Devuélveme las palabras que no se llegan a pronunciar. Las conversaciones incómodas que liberan esos viejos patrones de la hipocresía y la esquiva sinceridad. ¿Dónde está ese «lo siento, perdóname, me importas, gracias, te amo»? ¿Dónde está «no me encuentro bien, te necesito, ayúdame»? ¿Dónde está «mis sentimientos no son los mismos que los tuyos, cómo me siento, cómo te sientes, cómo nos sentimos juntos o por separado»? ¿Dónde está ese «sí» a la vida y ese «no, no quiero»?

Rocíame de las emociones que no nos permitimos expresar. ¿Dónde están esas lágrimas que contenemos para que no broten y no desborden?. ¿Dónde están esas risas que no dejamos que rompan el silencio y contagien?. ¿Somos capaces de sentir, de explicar cómo nos estamos sintiendo e incluso de entender nosotros mismos qué nos está pasando y porqué?

Muéstrame ese miedo que se engrandece mientras nos encogemos como niños pequeños y nos escondemos, en el lugar más sombrío de la casa. ¿Dónde están las excusas, las justificaciones, la cobardía en un extremo y la inconsciencia en el otro? ¿Dónde está la puerta de emergencia para salir disparados y huir hacia delante sin mirar como esos temores van creciendo y corren tras nuestros pasos?

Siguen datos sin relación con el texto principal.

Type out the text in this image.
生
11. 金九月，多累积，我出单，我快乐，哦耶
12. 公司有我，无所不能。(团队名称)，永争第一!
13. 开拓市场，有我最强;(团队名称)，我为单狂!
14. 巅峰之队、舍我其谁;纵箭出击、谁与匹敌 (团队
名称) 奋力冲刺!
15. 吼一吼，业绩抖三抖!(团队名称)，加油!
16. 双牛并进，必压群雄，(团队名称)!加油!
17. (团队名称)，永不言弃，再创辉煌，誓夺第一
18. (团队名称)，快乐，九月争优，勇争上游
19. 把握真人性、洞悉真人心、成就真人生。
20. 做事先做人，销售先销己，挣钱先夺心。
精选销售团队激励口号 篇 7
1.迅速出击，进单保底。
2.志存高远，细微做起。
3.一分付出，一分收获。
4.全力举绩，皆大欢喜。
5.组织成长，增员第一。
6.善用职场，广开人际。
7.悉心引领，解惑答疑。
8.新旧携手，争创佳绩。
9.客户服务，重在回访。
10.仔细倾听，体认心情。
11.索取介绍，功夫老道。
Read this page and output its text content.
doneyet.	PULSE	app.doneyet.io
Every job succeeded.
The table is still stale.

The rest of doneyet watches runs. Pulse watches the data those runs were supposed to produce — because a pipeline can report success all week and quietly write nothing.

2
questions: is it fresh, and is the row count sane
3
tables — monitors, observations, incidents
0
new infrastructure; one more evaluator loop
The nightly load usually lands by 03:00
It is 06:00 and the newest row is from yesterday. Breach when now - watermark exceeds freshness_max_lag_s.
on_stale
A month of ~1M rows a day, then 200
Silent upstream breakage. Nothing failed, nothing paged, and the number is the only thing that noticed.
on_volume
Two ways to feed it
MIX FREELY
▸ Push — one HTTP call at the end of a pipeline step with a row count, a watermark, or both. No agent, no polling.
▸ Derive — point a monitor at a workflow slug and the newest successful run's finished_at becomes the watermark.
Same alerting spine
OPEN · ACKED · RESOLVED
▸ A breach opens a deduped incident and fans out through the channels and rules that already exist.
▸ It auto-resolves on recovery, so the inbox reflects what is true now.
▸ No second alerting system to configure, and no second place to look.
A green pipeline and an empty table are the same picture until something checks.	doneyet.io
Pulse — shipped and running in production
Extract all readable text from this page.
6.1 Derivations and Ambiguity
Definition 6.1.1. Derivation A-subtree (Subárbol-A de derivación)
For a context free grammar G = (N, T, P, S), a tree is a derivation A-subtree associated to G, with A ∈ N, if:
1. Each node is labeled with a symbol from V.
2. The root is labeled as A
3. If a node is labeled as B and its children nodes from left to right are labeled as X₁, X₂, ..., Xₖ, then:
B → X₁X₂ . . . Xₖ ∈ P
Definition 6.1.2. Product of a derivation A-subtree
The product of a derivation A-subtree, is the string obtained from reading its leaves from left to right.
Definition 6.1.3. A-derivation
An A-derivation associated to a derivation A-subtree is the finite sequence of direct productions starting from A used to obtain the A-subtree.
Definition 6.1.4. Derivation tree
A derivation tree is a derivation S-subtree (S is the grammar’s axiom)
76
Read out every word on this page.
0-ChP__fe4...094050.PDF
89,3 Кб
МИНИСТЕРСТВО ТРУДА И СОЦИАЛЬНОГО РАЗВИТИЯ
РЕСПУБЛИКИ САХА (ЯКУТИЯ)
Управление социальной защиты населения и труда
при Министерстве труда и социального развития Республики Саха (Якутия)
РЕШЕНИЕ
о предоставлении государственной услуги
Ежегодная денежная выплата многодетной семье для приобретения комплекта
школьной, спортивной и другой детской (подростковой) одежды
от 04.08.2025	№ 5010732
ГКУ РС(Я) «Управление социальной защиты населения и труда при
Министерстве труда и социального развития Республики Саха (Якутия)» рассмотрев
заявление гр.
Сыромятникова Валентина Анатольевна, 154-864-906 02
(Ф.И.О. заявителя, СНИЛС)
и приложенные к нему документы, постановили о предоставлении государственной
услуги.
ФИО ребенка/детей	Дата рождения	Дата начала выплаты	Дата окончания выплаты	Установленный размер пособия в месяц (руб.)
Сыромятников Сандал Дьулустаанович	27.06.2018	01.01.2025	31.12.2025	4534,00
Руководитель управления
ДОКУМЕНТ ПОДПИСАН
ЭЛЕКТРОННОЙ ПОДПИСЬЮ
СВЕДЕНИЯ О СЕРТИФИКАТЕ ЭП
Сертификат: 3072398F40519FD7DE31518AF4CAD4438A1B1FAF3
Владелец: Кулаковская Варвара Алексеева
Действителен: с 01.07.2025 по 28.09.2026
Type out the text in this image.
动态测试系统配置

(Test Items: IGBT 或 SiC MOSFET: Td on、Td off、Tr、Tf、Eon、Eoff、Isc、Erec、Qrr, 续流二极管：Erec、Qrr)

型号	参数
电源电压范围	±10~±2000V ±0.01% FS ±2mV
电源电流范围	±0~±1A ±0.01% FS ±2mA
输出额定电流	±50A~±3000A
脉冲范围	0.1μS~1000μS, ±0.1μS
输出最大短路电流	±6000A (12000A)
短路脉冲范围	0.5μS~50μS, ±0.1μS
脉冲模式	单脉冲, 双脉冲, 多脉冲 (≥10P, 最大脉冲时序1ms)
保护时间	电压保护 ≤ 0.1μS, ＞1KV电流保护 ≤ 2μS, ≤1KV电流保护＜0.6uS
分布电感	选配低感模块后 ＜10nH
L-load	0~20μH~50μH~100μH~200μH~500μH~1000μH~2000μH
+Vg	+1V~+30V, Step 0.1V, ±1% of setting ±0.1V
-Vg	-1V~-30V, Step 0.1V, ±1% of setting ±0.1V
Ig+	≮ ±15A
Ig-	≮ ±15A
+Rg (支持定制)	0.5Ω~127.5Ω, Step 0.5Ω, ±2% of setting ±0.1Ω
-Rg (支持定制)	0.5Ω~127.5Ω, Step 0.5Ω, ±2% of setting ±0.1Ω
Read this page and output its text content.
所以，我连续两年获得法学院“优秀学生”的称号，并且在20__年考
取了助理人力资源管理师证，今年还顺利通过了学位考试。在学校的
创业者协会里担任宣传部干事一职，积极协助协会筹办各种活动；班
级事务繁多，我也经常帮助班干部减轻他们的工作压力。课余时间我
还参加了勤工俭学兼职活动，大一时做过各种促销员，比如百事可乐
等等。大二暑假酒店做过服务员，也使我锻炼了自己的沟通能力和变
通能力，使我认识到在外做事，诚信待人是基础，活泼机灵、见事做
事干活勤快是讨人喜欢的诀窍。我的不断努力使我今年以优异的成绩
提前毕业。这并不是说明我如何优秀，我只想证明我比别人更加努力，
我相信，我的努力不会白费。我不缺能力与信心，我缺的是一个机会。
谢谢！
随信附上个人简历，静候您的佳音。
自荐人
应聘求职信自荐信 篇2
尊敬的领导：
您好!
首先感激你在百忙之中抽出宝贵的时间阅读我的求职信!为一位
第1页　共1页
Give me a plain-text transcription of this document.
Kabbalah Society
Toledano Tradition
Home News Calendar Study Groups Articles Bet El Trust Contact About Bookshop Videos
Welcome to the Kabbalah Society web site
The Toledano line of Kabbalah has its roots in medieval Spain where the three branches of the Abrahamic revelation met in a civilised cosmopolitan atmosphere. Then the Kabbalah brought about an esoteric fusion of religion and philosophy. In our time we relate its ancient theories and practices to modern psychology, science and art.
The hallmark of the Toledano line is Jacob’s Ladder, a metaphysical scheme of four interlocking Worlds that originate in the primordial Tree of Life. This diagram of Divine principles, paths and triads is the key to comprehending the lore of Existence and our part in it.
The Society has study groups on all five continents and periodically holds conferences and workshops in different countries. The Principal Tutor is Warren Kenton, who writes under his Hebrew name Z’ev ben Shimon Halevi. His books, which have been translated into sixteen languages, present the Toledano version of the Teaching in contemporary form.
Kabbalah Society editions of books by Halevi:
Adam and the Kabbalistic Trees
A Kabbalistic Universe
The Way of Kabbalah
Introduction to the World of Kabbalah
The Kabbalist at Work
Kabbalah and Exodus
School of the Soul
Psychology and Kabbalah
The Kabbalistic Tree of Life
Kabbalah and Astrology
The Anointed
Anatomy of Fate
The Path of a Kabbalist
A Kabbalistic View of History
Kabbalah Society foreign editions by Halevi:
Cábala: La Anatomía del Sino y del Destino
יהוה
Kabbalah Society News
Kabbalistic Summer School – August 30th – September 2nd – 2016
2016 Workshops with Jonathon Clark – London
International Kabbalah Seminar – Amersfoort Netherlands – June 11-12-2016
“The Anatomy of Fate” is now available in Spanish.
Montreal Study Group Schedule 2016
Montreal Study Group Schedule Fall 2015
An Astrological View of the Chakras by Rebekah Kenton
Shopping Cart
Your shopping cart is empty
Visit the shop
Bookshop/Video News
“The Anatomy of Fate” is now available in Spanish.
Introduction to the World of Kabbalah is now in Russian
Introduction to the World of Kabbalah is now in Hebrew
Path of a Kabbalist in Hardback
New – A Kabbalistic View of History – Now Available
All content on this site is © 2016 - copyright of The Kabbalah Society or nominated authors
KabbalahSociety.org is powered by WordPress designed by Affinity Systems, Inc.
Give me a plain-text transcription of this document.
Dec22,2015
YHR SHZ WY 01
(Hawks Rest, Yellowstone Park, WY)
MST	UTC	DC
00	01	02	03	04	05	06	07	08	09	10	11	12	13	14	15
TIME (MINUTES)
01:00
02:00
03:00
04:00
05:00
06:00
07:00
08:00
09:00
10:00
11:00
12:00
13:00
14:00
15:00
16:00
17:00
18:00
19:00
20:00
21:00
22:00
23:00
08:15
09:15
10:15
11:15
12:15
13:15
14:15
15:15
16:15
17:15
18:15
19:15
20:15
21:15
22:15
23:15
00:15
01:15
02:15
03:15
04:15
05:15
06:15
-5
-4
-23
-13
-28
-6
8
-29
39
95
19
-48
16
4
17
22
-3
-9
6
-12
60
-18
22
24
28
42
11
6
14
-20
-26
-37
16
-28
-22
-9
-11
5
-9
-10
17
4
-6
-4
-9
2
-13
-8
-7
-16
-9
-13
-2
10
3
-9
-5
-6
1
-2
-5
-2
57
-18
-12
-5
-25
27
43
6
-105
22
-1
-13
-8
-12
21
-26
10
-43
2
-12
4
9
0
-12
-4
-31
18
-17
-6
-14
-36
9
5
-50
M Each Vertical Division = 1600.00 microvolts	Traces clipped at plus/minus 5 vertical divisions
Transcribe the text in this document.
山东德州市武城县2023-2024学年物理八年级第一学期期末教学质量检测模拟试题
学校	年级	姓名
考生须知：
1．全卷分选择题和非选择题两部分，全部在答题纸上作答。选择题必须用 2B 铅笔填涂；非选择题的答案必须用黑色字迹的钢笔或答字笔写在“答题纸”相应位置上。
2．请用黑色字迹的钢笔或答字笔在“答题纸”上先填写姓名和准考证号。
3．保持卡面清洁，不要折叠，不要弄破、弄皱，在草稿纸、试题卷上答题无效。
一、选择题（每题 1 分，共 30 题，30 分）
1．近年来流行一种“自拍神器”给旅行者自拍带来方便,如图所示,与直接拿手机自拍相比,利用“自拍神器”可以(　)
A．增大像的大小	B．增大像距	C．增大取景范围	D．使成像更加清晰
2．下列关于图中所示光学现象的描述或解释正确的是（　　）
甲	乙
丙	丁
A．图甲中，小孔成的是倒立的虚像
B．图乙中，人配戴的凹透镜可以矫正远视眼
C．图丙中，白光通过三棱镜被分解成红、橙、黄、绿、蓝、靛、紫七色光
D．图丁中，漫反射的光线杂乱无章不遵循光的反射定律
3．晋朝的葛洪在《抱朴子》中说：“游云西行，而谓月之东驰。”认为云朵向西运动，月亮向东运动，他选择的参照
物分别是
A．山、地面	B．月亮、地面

Dibújame los anhelos a los que no permitimos cobrar vida. Se quedan a medias por expresar, por sentir, por desear, por querer en nuestro futuro, en nuestro presente. ¿En qué momento o instante de toda nuestra vida hemos perdido las ilusiones, hemos dejado escapar entre los dedos de las manos la capacidad de creer en los sueños, nos hemos desconectado del arte de soñar, por no decir que hemos olvidado el poder de crear?.

Hemos dejado morir lentamente a nuestro inocente y crédulo niño interior, también hemos perdido en el camino a nuestro adolescente revolucionario e idealista, y lo que tenemos frente a nosotros son adultos desconectados de sí mismos, oscilando entre la queja y la culpa, el hastío y el vacío, buscando fuera lo que grita a voces desde nuestro interior.

Permíteme soñar que todo es posible, que soy quien elige cada día como afronto la vida, que soy la única responsable de las consecuencias de mis actos, que puedo cambiarlo todo cuando quiera, que mi mente tan solo es el lienzo en blanco para dibujar mi mejor sueño con el pincel guiado por el corazón. Porque la vida es un sueño y cada insignificante fantasía forma parte de la gran esencia de vivir.

Recuperemos la magia, la ensoñación, la ilusión, las hadas, los duendes, los magos, los chamanes, las sacerdotisas y los ángeles. Recuperemos la alegría que nace en la fuente de la luz, donde habita lo sublime.

Alimentemos la imaginación rompiendo en mil pedazos las fronteras de la mente. Todo está bien. Todo es perfecto. Todo es posible. Todo es amor. Cuantos más años cumplamos más cerca estaremos de sentir la pureza, de volver a convertirnos de nuevo en chiquillos.